Es sind neun Plakate, und das Fernsehen blendet sie oft und gerne ein. „Dumme Jungs“, knurrt Geyer nach dem Spiel. Energie hat 1:0 gewonnen, aber so richtig zufrieden ist Eduard Geyer nicht. „Man muss sich schon fragen, was wir uns als Verein so alles bieten lassen, Demokratie ist ja schön und gut“, aber solche Plakate… Geyer ist mal gefragt worden, was man mit Fans tun sollte, die Böller zünden und Nebelkerzen werfen. „Alle auf einen LKW und raus in eine stillgelegte Braunkohlegrube. Dann sollen sie sehen, wie sie nach Hause kommen.“ Geyer, 60, war der letzte Nationaltrainer der DDR. Er hat es nie so recht verwunden, dass nach der Wende die großen Klubs im Westen ihn nicht haben wollten. In Cottbus hat er freie Hand. Seine Spieler sagen, der Umgang mit dem Chef sei, nun ja, gewöhnungsbedürftig, er habe sich beim FC Energie eine Mini-DDR aufgebaut. „Mit seiner Menschenführung kann der Ede nur im Osten arbeiten, und da auch nur in Cottbus“, behauptet sein Erfurter Kollege René Müller.

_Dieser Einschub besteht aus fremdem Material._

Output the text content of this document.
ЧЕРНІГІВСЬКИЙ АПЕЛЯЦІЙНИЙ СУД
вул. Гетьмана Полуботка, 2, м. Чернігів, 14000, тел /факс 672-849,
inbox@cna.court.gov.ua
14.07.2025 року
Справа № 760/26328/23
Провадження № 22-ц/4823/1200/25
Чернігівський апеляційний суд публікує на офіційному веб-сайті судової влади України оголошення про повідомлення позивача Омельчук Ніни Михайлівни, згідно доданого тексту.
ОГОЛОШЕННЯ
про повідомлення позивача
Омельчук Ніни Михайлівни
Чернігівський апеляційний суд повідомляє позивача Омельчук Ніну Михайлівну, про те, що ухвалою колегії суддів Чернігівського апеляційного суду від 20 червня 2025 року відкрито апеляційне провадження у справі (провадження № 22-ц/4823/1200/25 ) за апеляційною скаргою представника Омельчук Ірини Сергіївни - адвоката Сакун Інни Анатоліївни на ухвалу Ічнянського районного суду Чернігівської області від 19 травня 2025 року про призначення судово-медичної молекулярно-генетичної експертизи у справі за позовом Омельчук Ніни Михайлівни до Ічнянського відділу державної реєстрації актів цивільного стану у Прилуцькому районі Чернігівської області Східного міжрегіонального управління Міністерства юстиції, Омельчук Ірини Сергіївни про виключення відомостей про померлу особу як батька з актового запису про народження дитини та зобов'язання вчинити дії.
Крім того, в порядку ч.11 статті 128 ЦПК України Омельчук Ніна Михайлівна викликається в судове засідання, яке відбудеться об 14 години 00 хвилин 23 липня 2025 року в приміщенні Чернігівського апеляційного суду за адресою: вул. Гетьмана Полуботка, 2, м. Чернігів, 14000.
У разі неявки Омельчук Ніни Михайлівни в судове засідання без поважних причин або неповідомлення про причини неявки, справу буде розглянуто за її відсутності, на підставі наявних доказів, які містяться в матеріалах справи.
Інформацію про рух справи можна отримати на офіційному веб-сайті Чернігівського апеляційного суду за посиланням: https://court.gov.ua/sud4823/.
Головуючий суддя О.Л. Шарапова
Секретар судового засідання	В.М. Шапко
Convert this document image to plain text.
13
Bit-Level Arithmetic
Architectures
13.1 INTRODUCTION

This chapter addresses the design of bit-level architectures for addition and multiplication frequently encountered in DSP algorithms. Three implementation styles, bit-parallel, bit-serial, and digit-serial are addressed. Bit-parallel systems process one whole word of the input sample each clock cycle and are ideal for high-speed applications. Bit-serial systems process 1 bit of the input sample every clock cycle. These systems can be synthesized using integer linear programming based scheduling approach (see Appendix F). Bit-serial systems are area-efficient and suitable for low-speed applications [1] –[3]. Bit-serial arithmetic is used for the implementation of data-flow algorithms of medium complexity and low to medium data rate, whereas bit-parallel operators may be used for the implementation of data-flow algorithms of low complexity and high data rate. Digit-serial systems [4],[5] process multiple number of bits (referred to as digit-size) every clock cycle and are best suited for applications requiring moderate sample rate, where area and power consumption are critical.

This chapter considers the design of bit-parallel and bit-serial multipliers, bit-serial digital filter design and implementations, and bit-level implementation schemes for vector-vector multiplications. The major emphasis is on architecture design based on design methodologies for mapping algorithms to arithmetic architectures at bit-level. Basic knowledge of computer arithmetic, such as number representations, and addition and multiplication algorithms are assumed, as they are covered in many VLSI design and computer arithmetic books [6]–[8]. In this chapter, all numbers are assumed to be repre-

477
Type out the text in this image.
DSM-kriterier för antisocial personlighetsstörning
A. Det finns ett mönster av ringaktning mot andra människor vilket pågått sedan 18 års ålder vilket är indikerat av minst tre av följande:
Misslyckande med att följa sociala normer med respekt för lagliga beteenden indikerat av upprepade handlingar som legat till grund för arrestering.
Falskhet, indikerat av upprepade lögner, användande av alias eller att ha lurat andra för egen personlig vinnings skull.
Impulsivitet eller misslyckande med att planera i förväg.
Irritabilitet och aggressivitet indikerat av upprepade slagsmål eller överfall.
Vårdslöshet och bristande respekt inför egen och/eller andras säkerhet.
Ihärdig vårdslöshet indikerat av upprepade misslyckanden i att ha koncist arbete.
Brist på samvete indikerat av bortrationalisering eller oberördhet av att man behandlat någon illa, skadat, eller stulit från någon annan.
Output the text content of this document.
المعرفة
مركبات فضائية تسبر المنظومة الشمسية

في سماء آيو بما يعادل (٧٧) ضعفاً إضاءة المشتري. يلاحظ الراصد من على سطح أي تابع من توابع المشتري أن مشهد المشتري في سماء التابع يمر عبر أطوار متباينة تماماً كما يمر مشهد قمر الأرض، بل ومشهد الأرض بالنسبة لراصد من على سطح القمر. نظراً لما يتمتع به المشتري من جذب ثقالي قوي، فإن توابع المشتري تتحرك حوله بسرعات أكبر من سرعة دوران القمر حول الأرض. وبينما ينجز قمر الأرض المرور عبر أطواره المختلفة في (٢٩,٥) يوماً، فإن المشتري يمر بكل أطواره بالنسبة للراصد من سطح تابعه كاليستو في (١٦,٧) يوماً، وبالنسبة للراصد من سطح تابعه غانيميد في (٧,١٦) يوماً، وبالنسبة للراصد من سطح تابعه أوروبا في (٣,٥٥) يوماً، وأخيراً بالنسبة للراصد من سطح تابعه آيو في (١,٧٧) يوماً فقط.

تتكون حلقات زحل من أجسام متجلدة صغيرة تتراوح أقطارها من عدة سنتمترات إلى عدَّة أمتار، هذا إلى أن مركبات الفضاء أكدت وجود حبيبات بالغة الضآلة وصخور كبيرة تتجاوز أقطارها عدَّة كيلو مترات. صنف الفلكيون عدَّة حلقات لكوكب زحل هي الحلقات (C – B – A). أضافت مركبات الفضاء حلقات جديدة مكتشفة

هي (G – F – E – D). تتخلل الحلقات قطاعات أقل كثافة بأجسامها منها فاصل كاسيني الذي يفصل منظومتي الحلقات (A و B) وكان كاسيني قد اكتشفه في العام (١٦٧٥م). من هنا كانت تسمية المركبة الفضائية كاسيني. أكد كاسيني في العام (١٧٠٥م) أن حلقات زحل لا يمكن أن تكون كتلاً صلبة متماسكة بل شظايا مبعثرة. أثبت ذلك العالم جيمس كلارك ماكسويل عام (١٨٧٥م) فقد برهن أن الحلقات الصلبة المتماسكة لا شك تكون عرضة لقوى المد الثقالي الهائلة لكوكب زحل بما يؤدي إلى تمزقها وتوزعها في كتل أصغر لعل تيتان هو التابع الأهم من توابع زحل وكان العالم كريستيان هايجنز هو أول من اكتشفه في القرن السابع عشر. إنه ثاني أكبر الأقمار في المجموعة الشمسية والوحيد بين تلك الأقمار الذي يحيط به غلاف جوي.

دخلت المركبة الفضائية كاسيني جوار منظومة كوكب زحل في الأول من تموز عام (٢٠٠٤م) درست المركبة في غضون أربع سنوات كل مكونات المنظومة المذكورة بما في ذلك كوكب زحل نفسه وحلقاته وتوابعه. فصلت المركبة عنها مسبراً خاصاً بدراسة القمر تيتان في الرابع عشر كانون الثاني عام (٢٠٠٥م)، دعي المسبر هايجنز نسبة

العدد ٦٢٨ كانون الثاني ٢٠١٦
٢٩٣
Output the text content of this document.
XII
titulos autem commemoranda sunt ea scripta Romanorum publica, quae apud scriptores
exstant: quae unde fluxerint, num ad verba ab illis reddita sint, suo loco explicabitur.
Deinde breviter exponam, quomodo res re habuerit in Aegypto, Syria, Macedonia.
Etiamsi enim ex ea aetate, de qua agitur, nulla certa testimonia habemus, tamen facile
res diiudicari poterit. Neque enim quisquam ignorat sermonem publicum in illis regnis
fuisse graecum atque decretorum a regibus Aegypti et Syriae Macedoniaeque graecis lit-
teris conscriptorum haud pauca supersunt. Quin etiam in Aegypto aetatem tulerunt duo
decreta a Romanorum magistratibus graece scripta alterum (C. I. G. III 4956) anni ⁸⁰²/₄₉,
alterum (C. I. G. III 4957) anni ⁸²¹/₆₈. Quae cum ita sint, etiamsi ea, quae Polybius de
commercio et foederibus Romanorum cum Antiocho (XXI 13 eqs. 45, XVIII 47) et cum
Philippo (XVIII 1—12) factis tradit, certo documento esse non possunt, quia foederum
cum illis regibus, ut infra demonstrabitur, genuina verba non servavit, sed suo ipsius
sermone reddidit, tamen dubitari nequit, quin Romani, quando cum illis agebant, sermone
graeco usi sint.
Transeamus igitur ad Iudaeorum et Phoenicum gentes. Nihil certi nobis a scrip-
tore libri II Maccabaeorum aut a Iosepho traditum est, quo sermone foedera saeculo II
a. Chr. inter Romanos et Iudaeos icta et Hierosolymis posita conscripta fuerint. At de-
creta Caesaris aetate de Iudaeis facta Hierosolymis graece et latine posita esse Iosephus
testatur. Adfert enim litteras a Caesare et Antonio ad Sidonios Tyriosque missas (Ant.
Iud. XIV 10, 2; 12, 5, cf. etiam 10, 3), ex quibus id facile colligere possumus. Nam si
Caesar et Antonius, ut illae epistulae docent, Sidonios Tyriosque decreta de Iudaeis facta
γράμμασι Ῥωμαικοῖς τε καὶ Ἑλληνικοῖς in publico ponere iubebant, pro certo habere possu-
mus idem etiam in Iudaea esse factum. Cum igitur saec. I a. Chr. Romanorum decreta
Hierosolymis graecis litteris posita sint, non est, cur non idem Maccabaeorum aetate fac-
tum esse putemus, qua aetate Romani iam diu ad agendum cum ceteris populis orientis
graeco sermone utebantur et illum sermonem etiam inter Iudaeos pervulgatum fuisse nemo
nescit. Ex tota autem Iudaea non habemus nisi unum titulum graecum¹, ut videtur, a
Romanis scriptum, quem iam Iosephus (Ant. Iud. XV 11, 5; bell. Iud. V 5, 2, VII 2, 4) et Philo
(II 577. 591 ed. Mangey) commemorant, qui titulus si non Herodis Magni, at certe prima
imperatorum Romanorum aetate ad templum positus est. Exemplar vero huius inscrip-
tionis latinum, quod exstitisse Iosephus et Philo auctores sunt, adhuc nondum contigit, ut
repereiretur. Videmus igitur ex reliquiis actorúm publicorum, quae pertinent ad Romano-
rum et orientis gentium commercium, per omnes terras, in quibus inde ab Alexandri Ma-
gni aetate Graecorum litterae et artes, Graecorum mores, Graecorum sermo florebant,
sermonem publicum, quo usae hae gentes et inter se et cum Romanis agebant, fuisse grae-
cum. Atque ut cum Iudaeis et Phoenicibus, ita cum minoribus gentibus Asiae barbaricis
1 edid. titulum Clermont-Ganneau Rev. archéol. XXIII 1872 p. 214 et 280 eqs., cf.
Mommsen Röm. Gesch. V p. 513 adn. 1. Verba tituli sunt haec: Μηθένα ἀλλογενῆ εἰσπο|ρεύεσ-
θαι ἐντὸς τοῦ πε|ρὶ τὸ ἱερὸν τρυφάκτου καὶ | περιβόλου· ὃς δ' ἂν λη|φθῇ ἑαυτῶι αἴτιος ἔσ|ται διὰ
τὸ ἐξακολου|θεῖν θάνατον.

Drei Stühle neben Geyer sitzt Uwe Leonhardt. Er hat mit Autos und Maschinen ein Vermögen gemacht und den FC Erzgebirge als Präsident in die Zweite Liga geführt. Aue hat kokettiert mit dem Außenseiterstatus, mit den kleinen Unternehmen, die in ihrer Vielzahl das Wunder wahr gemacht haben. Der FC Erzgebirge kalkuliert mit einem bescheidenen Etat von 5,8 Millionen Euro. „Wir spielen um die Existenz, die anderen um den Luxus“, hat der albanische Stürmer Skerdilaid Curri mal gesagt. Lange her. In Cottbus laufen die Erzgebirgler auf, als wären sie in Gedanken schon beim Video, das auf der Rückfahrt im Mannschaftsbus läuft. „Meine Spieler glauben wohl, sie müssten nicht mehr hart arbeiten“, sagt Trainer Gerd Schädlich. „Na, mit denen werde ich mich morgen mal unterhalten.“

So lange will Uwe Leonhardt nicht warten. Er ist nicht nur der Präsident des Klubs, er wirbt mit seinem Unternehmen auf den Trikots. Es ist sein Geld, das die Spieler verdienen, also hat er auch das Recht, ihnen die Meinung zu sagen. Er könne die Spieler ja nicht heute rausschmeißen und morgen neue einstellen, aber angemessen wäre das schon, bei dieser mangelhaften Einstellung zur Arbeit. „Das Personal muss den Wettbewerb annehmen, und wer den Leistungsanspruch nicht erfüllt, kann gehen.“ Zum Schluss sagt er noch: „Ich führe keine Sozialstation, sondern ein Profiunternehmen.“

Uwe Leonhardt, 45, ist ein Kind des Ostens, geboren und aufgewachsen im Erzgebirge. Er spricht wie die Glücksritter aus dem Westen, die dem Erfurter René Müller nach der Wende das Weiße in die Augen getrieben haben.